The next morning, Mom announced after breakfast, “Time for school!” Amidst the furrowed brows, groans, frowns, and dramatic sighs, she said, “But we’re going to begin with devotions. Meet me on the couch in five minutes.” 

“Yay!” one happy heart cheered. “Oh yeah, we used to do that!” another replied with a look of wonder. 

That morning, she began with a prayer for her children’s eyes to be opened and their hearts to understand God’s Word. She handed out a hymn to those who could read, then played it on a speaker while everyone sang along. 

She then read from the Bible and the devotion book. Curious, her children asked questions and she discussed the things of God brought up in the reading. 

The children shared their own insights, revealing how profoundly the Holy Spirit can speak to the heart of a child. 

After that, everyone worked on a new Bible memory verse (John 15) and Mom recited the first verse three times. The children attempted to recite as much as they could remember. 

Then each child was told to pick a family Christmas card from the basket and lead a prayer for that family. After sharing requests, the children also prayed for each other. 


After all was done, this mom felt a sense of peace returning to her spirit. This was all that was needed. This was the first and only thing necessary.

“Okay! I’m going to go make lunch now.” She left for the kitchen, not mentioning that they weren’t going to do “school.” She didn’t even want to mention the dreaded word again after such a precious time together.

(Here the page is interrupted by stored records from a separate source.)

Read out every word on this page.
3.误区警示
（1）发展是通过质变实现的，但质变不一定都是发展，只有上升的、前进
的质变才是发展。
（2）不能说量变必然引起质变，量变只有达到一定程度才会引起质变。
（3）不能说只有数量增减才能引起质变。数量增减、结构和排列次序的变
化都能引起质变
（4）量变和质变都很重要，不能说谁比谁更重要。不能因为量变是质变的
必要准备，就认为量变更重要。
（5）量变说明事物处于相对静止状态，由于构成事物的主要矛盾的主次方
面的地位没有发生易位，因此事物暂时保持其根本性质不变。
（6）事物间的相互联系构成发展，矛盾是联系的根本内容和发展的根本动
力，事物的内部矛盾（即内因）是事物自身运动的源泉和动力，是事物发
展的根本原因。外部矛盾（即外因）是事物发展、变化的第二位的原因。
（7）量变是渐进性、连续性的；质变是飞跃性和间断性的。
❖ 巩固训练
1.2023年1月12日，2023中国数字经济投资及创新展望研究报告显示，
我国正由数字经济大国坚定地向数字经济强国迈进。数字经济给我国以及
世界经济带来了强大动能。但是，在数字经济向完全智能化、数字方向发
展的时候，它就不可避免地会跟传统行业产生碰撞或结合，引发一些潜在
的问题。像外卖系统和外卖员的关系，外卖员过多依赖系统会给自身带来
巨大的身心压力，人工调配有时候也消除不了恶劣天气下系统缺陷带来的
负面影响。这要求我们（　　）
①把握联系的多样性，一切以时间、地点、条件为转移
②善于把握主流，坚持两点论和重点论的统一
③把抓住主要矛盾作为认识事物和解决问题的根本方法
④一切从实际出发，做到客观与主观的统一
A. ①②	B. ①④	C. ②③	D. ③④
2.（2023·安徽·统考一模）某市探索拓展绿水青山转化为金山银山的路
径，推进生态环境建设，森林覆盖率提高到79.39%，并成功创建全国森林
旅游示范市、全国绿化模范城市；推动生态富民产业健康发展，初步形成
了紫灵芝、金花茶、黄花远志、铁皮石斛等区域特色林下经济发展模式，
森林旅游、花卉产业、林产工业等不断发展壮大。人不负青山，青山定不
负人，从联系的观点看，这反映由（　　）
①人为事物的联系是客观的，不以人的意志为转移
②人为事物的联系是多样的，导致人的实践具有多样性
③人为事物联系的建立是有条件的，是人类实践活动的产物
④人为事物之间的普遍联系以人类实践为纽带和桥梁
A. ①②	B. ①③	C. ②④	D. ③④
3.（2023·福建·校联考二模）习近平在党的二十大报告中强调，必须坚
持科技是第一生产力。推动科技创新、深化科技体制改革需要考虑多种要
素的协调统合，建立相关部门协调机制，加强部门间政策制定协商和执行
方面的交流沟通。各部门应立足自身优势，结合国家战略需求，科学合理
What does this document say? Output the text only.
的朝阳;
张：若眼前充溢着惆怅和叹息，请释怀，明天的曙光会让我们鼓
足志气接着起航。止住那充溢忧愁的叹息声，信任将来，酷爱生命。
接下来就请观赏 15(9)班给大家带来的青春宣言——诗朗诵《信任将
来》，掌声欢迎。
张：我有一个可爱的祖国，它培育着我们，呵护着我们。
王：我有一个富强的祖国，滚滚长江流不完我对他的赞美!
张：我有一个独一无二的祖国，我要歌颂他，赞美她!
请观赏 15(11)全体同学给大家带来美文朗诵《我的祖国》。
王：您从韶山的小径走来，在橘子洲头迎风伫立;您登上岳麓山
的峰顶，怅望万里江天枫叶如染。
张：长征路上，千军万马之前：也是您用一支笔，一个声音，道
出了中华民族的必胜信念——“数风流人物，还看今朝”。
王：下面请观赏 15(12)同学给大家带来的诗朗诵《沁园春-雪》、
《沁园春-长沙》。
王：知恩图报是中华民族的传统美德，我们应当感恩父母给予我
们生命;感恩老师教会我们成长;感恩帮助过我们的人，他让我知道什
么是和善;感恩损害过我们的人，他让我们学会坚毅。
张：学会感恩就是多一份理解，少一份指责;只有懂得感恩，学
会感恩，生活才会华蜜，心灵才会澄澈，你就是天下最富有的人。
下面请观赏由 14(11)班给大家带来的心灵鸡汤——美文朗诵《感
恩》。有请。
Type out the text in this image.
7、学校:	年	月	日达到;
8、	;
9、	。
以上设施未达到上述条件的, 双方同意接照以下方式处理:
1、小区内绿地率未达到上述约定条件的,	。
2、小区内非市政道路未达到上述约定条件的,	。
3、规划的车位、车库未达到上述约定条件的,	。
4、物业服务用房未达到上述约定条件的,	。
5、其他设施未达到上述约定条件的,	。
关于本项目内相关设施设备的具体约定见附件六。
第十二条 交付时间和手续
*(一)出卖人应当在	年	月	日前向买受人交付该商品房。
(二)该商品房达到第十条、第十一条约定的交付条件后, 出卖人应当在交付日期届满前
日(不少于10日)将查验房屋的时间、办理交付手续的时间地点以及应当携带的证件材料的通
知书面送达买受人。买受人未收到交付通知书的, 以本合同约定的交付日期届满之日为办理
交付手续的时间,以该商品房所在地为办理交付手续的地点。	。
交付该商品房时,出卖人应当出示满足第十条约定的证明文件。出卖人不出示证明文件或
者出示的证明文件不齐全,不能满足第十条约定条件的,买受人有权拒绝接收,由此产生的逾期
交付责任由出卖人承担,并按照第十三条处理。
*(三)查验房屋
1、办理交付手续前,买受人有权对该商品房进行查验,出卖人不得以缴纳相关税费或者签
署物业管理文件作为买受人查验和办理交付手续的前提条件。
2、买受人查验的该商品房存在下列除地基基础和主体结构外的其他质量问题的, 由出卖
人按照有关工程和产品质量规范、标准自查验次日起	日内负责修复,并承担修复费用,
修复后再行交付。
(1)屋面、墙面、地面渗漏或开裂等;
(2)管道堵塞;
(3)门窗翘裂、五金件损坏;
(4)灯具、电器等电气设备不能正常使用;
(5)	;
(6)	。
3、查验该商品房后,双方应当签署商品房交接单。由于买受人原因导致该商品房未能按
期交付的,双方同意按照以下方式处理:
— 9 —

Then something strange happened. All four of her children, even the four-year-old, got up from the couch and trotted toward the school room. 
What on earth are they doing? she wondered. 

She continued fixing lunch but they still did not return. 

She crept stealthily to the doorway and peered inside the school room. Shock overtook her as she saw every single one of her children sitting at a desk doing schoolwork as diligently as a saint.  

And then it hit her. 

Focusing on academics will not produce the fruit of a joyful, peaceful home—of gentle, kind, persevering children who exercise self-control. Yet, if we, day by day, present our children to the Lord, the Holy Spirit will be empowered to produce the fruit we long to see in their lives.

If we lead our children’s hearts to the Lord, we can trust that He will do the rest. 

God loves your children far more than you do. He talks to them far more often than you do, in words far sweeter, far more motivating, and with a heart that’s pure of any other motive than to bless and build up.


He is their teacher, their ultimate and most important teacher. Lead them to Him. That’s the most important job we can do. And it’s really the only thing that matters. It matters more than math, reading, science, history … more anything else. 

A heart for God will see our children through no matter the journey they take in life. A heart for God will give them strength, joy, wisdom, and yes, even success in life. 

Charlotte Mason speaks to this idea when she says,

“But this holy mystery, this union and communion of God and the soul, how may human parents presume to meddle with it? What can they do? How can they promote it?… what can the parent do? Just this, and no more: he can present the idea of God to the soul of the child.”